お酒の飲み方を間違えると「アルコール依存症」に
これから飲酒の機会も増える年末になりますが、みんなと飲むお酒はストレス解消や同僚、友人との親睦も深まるため、楽しみにしている方も多いのではないでしょうか?
でも、楽しいはずのお酒が飲み方を間違えると、いつしか気づかぬうちに怖い「アルコール依存症」という病気に発展してしまいます。
最初は何かの機会に飲む程度でも、日常的に飲んでいるうちにお酒に強くなり、飲酒が習慣化し、お酒が無いと物足りず、ほろ酔い程度では飲んだ気がしなくなります。周囲からもお酒を控えるように注意されたり、お酒を飲まないと落ち着かなくなったり、寝つけなくなったりして、飲まずにはいられなくなります。
そしてアルコールが切れると風邪のように汗をかき悪寒がします、迎え酒や飲むための嘘をつく、隠れて飲むなど、酒が原因の問題が繰り返され、いつでもやめられると思っていたはずが、自分では控えることが出来なくなります。連続飲酒、幻覚、体を壊し、仕事や日常生活が困難になるプロセスをたどります。
そして怖いことに飲酒量が増えるほど、脳が小さくなる脳萎縮が見られ、ますますやめる事が困難になる場合もあるそうです。
飲酒を習慣化させないことが重要
アルコール依存症にならないためには、飲酒を習慣化させない事が重要です。毎日飲酒をするといつの間にか飲まなくてはいられなくなります。習慣になるとアルコールに対する耐性が出来、だんだんにお酒の量が増えてしまいます。最低でも週2日はお酒を抜き、肝臓を休めるようにすればアルコール依存症のリスクはかなり少なくなります。それから寝つきが悪いから飲酒して寝るという人もいますが、アルコール依存症のきっかけは寝酒という場合も多いので、寝る前のお酒も控えましょう。一定の量を超える寝酒は睡眠にも健康にも悪影響を与えます。

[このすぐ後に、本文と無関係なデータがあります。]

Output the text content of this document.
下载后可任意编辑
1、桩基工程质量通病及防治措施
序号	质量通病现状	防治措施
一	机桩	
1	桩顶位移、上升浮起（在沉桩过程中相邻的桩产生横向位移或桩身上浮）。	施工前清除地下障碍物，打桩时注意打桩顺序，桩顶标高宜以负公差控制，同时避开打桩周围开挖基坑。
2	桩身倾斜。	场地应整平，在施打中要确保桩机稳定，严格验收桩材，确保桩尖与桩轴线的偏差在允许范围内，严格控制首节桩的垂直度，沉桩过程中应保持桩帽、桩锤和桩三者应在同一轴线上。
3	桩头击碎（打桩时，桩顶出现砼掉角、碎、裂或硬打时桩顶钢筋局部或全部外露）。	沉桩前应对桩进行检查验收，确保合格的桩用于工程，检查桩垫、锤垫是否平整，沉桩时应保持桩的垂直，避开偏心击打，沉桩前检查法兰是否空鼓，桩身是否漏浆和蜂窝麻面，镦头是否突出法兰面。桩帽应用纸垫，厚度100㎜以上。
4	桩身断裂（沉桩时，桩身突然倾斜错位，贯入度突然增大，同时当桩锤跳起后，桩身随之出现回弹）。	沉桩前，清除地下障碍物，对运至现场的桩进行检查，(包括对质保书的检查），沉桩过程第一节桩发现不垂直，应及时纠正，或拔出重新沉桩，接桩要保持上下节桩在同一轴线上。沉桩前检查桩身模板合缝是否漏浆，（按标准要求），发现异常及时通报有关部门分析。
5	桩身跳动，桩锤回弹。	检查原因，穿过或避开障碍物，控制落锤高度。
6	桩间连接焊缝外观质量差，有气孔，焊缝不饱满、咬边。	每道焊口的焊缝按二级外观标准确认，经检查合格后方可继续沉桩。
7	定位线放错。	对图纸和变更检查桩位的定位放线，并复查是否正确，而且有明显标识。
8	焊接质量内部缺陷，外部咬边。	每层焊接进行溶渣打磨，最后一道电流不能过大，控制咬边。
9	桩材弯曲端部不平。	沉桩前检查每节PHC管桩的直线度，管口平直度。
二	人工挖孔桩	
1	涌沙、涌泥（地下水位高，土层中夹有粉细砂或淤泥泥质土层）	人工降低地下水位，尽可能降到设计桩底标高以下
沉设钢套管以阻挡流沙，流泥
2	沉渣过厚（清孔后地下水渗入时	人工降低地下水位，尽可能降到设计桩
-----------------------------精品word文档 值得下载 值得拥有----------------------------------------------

お酒の適量(アルコール依存症にならないとされる量)を守ることも大切です。厚生労働省の基準による一般男性の適量は一日20グラム以下(高齢者や女性などお酒の弱い人は10グラム)と言われています。
ビール 500ml 1本 焼酎(アルコール25度) 100ml 日本酒 1合 ワイン グラス2杯程度 ウイスキー ダブル1杯アルコール依存症は急に発症するものではありません。正しい知識を持って習慣化しないように気をつければ、ストレス解消、スムーズなコミュニケーションツールにもなります。でも、嫌な事や辛いことを忘れるためのお酒は癖になりやすく、アルコール依存症のリスクも高まるので気をつけましょう。
アルコール依存症は決して他人事ではありません。自分だけでなく大切な家族の人生も変えてしまう場合もあります。その事を理解して、アルコールとの付き合い方を考えて、楽しいお酒を飲むために、病気にならない飲み方を心がけてください。
お酒以外の楽しみを家族で見つけてみよう
最後に、アルコール依存症にならないためには、家族関係も大切だと思います。会社の人間関係が思うようにいかない場合や退職後仕事以外の趣味もなく、人との交流も少なく孤独を抱えていた場合、救いは家族になります。本当は夫側、妻側、子供側、それぞれに想い合っていたとしても、伝えなければ家族でも分かりあうのは難しいものです。
近い存在だからこそ遠慮なく相手を非難したり、そっけない態度で接したりしがちですが、そのため孤独を強く感じ、お酒に走る場合も多いのです。「あなたの身体が心配だから、お酒を控えて欲しい」「あなたは大切な存在」と、素直に思っている事を言葉に出すことも時には必要です。お酒をやめられなくなる前に、お酒以外の発散方法や楽しみ方を家族で見つける事も予防につながると思います。